Par acte du 13 novembre 2024, la société Le Surène a fait assigner la société Space Management devant le juge des référés du tribunal judiciaire de Paris aux fins de la voir condamner, notamment, au paiement des loyers impayés et à la communication de divers documents relatifs à la sous-location ou à la mise à disposition des lieux loués.
Par ordonnance contradictoire du 28 mai 2025, le premier juge a :
condamné la société Space Management à payer à la société Le Surène une provision de 34.649,44 euros au titre de l'arriéré locatif, avec intérêts au taux de 10% à compter du 10 juillet 2024 ;
condamné la société Space Management à payer à la société Le Surène une provision de 3.464,94 euros au titre de la clause pénale contractuelle de 10% ;
condamné la société Space Management à payer à la société Le Surène une provision de 395,76 euros au titre du coût du commandement de payer du 10 juillet 2024 ;
condamné la société Space Management à communiquer à la société Le Surène un exemplaire original du ou des contrats de sous-location signés pour les lieux loués, sous astreinte de 100 euros par jour de retard, passé un délai d'un mois à compter de la signification de la présente décision et pendant un délai de trois mois ;
condamné la société Space Management aux dépens et à payer à la société Le Surène la somme de 3.000 euros sur le fondement des dispositions de l'article 700 du code de procédure civile.
Par déclaration du 8 juillet 2025, la société Space Management a relevé appel de cette décision en critiquant l'ensemble de ses chefs de dispositif.
Dans ses dernières conclusions remises et notifiées le 8 septembre 2025, la société Space Management demande à la cour de :
infirmer l'ordonnance des chefs critiqués ;
dire n'y avoir lieu à référé ;
condamner la société Le Surène aux dépens et à lui payer la somme de 3.000 euros au titre de ses frais irrépétibles.
Dans ses dernières conclusions remises et notifiées le 23 février 2026, la société Le Surène demande à la cour de :
confirmer en tous points l'ordonnance entreprise ;
débouter la société Space Management de ses demandes ;
condamner à la société Space Management à lui verser la somme de :
34.649,44 euros au titre du solde des loyers impayés du second trimestre 2024 ;
3.464,94 euros au titre de la clause pénale de 10% prévue à l'article 17.2 du bail ;
les intérêts contractuels au taux de 10% l'an prorata temporis sur les sommes dues à compter du 10 juillet 2024 au titre de l'article 10.1 du bail ;
395,76 euros au titre du coût de l'acte de commissaire de justice.

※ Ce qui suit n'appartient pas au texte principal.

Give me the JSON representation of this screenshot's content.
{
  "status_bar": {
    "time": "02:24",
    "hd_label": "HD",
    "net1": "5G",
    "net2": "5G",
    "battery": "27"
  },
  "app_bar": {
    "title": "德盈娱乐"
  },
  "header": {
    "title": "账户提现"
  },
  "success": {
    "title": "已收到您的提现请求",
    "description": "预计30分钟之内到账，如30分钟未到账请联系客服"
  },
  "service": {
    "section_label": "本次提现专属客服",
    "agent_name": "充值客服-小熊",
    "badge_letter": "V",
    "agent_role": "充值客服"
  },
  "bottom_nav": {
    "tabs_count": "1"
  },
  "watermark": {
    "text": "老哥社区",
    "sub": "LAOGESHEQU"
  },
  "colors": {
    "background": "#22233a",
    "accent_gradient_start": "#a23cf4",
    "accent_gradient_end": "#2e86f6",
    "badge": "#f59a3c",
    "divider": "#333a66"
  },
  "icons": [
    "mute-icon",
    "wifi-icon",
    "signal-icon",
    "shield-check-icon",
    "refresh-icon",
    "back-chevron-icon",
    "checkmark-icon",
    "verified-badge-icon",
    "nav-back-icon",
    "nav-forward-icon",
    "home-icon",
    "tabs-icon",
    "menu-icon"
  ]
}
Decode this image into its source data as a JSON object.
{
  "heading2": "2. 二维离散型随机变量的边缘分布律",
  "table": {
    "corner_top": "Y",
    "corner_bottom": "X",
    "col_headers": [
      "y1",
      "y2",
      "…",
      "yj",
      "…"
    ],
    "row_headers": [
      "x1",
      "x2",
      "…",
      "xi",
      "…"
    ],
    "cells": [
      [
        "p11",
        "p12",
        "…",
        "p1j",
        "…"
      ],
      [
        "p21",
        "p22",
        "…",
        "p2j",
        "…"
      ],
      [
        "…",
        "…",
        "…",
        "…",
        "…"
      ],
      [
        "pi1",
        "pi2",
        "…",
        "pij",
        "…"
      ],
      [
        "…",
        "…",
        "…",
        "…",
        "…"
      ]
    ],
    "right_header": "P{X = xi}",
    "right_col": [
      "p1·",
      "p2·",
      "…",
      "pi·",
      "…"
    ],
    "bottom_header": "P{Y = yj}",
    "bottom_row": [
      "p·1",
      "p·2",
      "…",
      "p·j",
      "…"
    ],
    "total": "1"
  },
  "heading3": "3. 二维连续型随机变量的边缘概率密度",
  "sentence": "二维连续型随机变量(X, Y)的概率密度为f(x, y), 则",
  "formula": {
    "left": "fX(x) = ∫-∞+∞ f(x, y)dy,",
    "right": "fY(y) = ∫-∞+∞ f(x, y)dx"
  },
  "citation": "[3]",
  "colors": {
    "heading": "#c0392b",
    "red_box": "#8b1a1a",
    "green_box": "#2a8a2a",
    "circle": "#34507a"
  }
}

condamner la société Space Management à communiquer l'ensemble des exemplaires originaux de sous-location ou de mise à disposition des occupants des lieux loués sous astreinte de 100 euros par jour à partir de 30 jours après la date de signification de la décision à intervenir ;
Subsidiairement,
condamner la société Space Management à payer l'astreinte de 100 euros par jour à partir de la date du 25 juillet 2025, correspondant à la date d'un mois après la date de signification de l'ordonnance du 28 mai 2025 jusqu'au jour de communication des contrats de sous-location ou de mise à disposition dans la procédure d'appel ;
condamner la société Space Management à lui verser la somme de 4.000 euros au titre de l'article 700 du code de procédure civile ;
la condamner aux entiers dépens.
L'ordonnance de clôture est intervenue le 25 février 2026.
Motivations de la décision
SUR CE, LA COUR
Sur la demande de provision
Selon l'article 835, alinéa 2, du code de procédure civile, dans les cas où l'existence d'une obligation n'est pas sérieusement contestable, il peut être accordé une provision au créancier, ou ordonné l'exécution de l'obligation même s'il s'agit d'une obligation de faire.
La société Space Management sollicite l'infirmation de la décision entreprise, contestant devoir payer à la société Le Surène une provision de 34.649,44 euros au titre de l'arriéré locatif alléguant, d'une part, qu'il subsiste entre les parties un reliquat 'structurel' d'environ 1.700 à 2.100 euros s'expliquant 'par les importants montants des factures et par les nécessaires vérifications à effectuer concernant tant les charges que les taxes foncières', et d'autre part, qu'elle a été contrainte de régler, en 2023, le coût de prestations électriques pour la somme de 32.604,47 euros, qui incombait pourtant au propriétaire bailleur, ce qui l'a conduite à opérer une compensation.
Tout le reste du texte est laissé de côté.